Exfeds has drawn our attention to a story in the Herald Sun on the operation of the AFP when it comes to ticketing senior members for serious speeding offences:
A decision handed down this week by Fair Work Australia raises allegations that junior officer Richard Curie was pressured to withdraw a speeding ticket he issued to Supt Eric Grimm.
The pressure allegedly came from senior officers, including a sergeant who is reportedly a friend of Supt Grimm.
Supt Grimm was initially fined after he was allegedly caught travelling at 123km/h in an 80km/h zone in the ACT in April 2007.
But the ticket was withdrawn after senior officers intervened and replaced the fine with a traffic caution notice.
The allegations have come to light after Mr Curie complained he had been unfairly sacked after being bullied over unrelated matters and complained to Fair Work Australia.
The intriguing decision is available online.
UPDATE: The AFP’s national media unit has issued a circular denial of wrongdoing:
An article in the Herald Sun titled ‘AFP Officer Escapes Fine’ on Thursday 2 September 2010 has incorrectly claimed that members of the Australian Federal Police (AFP) acted inappropriately in relation to the issuing of a speeding fine to another off-duty member of the AFP.
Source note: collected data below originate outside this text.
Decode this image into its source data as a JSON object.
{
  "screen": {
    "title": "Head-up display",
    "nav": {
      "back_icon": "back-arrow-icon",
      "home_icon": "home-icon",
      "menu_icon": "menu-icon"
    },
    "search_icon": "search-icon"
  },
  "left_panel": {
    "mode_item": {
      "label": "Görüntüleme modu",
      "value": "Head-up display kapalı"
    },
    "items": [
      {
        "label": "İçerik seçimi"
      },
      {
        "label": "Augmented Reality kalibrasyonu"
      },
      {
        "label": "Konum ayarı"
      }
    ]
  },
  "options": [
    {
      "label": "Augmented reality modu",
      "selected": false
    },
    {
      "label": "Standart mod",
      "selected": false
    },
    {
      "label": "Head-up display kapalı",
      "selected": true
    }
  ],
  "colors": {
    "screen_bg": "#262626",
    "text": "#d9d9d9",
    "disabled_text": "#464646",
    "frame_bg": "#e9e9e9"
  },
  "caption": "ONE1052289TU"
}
Specifically the article alleges that the speeding fine was downgraded to a traffic caution notice as a result of pressure from AFP Senior Officers.
This allegation was investigated by AFP Professional Standards and no misconduct was identified by any officers in relation this matter.
The AFP takes this type of issue very seriously and would not accept this behaviour by any of its operational members.